Ralf C. ist Arthrosepatient und kiffte zur Schmerzlinderung. Bis die Polizei seine Pflanzen beschlagnahmte. Nun muss er Opiate nehmen und steht vor dem Strafgericht.

Grün ist die Hoffnung für SchmerzpatientInnen. Die Staatsanwaltschaft sieht das oft anders. Foto: dpa

Hamburg taz | Wenn die Schmerzen anfangen, ist das, als ob man plötzlich in einem Tunnel ist und auf etwas zurast. Alles fängt an zu pfeifen und die Welt um einen herum verschwindet, es gibt nur noch den Schmerz. Irgendwann wacht man auf, die Schmerzen lassen langsam nach, es geht vorbei.

So beschreibt es Ralf C., Arthritis- und Arthrose-Patient. Er steht in Hamburg vor dem Strafgericht, weil er Marihuana angebaut hat. 30 Pflanzen wuchsen in seinem Keller, er kiffte als Schmerztherapie. Weil die Hamburger Staatsanwaltschaft nicht glaubt, dass er alles selber rauchen wollte, wirft sie ihm neben illegalem Anbau auch Handel mit Betäubungsmitteln vor.

„Niemals habe ich auch nur ein einziges Gramm von dem Zeug verkauft“, beteuert der Angeklagte gegenüber der Richterin.
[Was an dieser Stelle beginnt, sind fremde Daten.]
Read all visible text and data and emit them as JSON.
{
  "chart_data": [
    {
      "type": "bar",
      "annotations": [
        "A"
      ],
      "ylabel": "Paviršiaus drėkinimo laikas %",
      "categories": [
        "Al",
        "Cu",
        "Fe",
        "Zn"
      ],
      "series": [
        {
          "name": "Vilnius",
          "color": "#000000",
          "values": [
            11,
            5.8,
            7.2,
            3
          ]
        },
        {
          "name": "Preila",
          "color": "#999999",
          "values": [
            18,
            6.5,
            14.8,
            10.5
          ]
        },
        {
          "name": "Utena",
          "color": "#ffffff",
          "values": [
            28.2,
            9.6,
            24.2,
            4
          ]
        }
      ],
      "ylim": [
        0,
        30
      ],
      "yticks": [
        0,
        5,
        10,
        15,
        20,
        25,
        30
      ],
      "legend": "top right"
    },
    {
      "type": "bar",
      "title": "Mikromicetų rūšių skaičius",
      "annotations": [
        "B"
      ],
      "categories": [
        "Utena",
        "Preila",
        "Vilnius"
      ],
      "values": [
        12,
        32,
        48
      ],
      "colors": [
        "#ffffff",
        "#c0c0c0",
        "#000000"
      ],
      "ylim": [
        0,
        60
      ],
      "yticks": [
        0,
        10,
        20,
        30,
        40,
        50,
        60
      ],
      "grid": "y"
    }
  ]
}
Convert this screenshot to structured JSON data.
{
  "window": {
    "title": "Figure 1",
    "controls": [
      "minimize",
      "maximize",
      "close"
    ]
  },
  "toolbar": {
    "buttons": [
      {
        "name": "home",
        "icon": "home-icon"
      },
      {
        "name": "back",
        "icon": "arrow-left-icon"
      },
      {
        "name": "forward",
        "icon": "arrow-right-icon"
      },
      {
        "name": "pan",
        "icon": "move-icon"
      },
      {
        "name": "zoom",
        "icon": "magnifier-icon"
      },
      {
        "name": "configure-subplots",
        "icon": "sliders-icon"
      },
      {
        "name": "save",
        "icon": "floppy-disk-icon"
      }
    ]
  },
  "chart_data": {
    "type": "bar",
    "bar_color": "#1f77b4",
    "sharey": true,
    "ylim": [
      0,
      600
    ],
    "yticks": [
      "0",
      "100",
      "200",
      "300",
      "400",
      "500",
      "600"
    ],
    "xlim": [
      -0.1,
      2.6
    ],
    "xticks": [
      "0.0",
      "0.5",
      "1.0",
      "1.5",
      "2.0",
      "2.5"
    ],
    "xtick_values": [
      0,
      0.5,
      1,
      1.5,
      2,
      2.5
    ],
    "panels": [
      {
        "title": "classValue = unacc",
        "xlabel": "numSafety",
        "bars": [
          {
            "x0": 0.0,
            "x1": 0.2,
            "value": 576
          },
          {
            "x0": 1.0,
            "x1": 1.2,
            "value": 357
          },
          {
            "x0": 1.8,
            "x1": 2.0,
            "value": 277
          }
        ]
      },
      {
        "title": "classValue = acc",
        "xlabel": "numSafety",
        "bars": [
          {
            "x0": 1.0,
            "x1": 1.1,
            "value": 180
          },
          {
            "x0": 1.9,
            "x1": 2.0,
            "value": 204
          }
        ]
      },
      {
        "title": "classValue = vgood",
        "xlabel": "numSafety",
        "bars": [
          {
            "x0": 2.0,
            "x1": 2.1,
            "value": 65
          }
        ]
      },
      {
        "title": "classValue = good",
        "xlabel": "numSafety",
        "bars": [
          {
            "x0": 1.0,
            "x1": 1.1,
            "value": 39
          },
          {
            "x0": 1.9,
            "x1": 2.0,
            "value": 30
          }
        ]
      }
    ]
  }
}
Bei der Hausdurchsuchung im Juli, als sechs PolizistInnen mit Durchsuchungsbefehl in seinem Garten standen, habe er sich zunächst nicht vorstellen können, was die wollten. Als es ihm klar wurde, führte er die BeamtInnen sofort auf den Dachboden, wo die Pflanzen zum Trocknen an Wäscheleinen hingen.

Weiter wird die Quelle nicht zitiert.